Cost to bring historic lighthouse lens to Marathon now pegged at $170,000

rmccarthy@keynoter.comJuly 16, 2014 

The city of Marathon has been exploring the idea of incorporating this historic Fresnel lens once used at Sombrero Key Lighthouse into its planned new city hall. The city's design team estimates it would cost about $170,000 to do so.


It would cost the city of Marathon roughly $170,000 to obtain and transport a lens from a historic lighthouse for display at what will be the new City Hall, and to redesign the lobby for display purposes.

That's according to Solaria Design & Consulting Co. President Steve Grasley, who was given the go-ahead by the City Council in June to investigate the true cost of moving the Fresnel lens that used to sit atop the Sombrero Key Lighthouse about six miles offshore.

The U.S. Coast Guard owns the lens, which is on display at the Key West Lighthouse and Keeper's Quarters Museum.

The 156-foot-tall Sombrero lighthouse was built in 1857 and 1858 and first lighted on March 17, 1858, according to the Florida Keys Reef Lights Foundation. It was automated in 1960 and the lens, made in France, was removed in 1983.

Vice Mayor Chris Bull has been pushing for the return of the lens to Marathon and have it serve as a centerpiece in the lobby area of the new city hall, which will be built on the site of the current city hall between 98th and 99th streets along U.S. 1.

According to Grasley, design requirements ($14,850), construction requirements ($73,000) and transportation, installation and replacement ($82,000) would add up to $169,850 to incorporate the lens into city hall.

Solaria is part of Marathon's city-hall design team that is headed up by Key West architect William Horn and includes Key West-based K2M Design.

In addition, Grasley's report estimates it would cost the city $3,063 per year to maintain and insure the lens.

The bulk of the construction requirements Grasley worked up are $40,000 for "shell revisions" to the city hall lobby space and $20,000 for security partitioning.

The transportation, installation and replacement costs do include providing the Sand Key lens, in storage near Washington, D.C., as a replacement for the Lighthouse and Keeper's Quarters Museum to display.

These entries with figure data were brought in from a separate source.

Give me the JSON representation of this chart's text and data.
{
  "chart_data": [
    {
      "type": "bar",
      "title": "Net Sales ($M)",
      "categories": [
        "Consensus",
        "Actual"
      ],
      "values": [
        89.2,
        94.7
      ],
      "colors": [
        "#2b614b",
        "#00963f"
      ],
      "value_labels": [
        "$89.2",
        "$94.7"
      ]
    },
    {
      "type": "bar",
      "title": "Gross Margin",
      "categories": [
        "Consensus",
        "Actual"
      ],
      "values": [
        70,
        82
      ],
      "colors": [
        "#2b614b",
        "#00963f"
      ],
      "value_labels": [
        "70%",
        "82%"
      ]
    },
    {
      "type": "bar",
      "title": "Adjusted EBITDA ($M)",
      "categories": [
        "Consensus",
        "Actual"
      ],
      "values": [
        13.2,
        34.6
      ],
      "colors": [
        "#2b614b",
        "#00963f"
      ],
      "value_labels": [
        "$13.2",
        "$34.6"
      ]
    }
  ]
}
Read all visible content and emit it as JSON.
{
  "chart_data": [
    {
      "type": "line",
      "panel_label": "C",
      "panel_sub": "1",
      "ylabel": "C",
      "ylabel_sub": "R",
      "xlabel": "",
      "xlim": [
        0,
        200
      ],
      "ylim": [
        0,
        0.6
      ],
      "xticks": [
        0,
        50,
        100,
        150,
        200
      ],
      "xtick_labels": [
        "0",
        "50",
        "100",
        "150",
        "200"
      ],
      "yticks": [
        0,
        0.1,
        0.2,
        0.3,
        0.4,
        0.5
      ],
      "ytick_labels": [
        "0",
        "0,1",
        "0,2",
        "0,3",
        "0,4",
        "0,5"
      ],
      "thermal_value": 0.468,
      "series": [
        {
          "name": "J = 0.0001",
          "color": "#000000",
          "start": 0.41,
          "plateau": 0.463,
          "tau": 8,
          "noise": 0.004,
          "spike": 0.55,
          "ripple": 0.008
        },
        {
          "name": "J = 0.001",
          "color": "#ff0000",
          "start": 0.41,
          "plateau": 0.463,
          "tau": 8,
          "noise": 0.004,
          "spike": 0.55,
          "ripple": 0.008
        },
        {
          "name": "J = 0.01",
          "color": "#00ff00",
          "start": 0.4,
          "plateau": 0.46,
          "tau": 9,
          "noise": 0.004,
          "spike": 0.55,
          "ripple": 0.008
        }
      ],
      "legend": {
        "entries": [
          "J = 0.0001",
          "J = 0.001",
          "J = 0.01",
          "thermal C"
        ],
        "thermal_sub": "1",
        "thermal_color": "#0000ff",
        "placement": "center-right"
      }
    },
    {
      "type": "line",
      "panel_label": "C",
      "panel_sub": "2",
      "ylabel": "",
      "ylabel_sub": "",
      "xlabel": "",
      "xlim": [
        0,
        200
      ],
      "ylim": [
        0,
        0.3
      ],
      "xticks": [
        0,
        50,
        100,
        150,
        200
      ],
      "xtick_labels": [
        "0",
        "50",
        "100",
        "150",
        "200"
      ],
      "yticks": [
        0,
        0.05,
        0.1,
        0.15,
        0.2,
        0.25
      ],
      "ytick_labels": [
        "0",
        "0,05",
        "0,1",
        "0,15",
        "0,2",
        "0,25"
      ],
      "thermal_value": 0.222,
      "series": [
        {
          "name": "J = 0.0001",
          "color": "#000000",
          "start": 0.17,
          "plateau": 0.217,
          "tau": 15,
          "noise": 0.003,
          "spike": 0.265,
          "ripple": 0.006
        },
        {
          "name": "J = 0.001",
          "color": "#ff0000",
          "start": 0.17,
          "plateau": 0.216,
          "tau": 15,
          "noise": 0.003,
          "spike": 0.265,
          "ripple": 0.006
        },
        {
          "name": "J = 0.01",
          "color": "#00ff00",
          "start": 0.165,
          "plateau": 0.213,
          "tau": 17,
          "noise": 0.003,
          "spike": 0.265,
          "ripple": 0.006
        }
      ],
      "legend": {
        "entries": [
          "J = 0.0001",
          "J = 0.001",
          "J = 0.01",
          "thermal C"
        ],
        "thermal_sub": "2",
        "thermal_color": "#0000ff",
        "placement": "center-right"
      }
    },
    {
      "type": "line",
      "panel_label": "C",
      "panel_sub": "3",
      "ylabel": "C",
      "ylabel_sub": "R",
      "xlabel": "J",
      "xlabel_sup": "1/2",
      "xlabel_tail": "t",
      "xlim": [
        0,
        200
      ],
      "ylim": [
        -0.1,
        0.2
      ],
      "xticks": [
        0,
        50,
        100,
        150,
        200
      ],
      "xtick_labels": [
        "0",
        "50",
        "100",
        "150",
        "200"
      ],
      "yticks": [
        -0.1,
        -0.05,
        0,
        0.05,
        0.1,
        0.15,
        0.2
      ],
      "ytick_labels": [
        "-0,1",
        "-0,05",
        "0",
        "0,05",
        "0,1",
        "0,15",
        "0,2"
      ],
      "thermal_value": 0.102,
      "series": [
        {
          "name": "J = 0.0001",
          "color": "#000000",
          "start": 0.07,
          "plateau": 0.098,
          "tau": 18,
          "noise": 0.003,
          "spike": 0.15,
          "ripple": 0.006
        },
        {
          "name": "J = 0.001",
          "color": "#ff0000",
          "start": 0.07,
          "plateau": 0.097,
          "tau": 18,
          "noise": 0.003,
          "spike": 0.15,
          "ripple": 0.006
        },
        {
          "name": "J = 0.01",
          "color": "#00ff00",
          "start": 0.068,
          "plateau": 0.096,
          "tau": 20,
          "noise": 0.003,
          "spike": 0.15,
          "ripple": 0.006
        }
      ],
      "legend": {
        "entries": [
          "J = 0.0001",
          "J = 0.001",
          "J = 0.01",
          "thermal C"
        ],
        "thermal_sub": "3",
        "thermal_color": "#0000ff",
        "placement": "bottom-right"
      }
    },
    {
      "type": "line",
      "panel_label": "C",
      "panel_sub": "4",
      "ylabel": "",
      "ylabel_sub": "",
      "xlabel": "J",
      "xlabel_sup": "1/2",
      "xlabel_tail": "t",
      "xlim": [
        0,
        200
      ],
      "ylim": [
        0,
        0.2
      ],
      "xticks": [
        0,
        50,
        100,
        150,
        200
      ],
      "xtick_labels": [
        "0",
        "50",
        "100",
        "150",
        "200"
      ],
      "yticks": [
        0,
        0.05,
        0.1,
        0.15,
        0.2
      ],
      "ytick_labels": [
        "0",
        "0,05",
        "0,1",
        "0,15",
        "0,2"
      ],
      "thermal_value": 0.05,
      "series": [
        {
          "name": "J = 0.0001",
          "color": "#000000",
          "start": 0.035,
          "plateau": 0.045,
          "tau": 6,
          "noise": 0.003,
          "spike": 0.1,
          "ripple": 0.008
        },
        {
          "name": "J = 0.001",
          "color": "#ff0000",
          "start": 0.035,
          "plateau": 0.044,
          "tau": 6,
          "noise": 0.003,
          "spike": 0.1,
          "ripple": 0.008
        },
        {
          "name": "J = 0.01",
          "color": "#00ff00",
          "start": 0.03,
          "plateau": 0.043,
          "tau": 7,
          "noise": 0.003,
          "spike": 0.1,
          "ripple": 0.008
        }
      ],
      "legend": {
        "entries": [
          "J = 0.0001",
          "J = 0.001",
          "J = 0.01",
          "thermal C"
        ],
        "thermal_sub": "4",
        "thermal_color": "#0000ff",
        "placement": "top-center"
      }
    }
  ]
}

City Manager Mike Puto said a discussion about the costs has not been scheduled for the July 22 council meeting.

"I don't have it on the agenda. There's a lot of stuff that I don't have answers to yet," he said, referring to design considerations and confirmation the Lighthouse Museum is willing to part with the lens.

Grasley's letter to the council says the design team is "at a point that requires we know how to proceed for the lens."

"If it will be included we must know by the next council meeting or the impacts to design costs will be higher than illustrated," he wrote.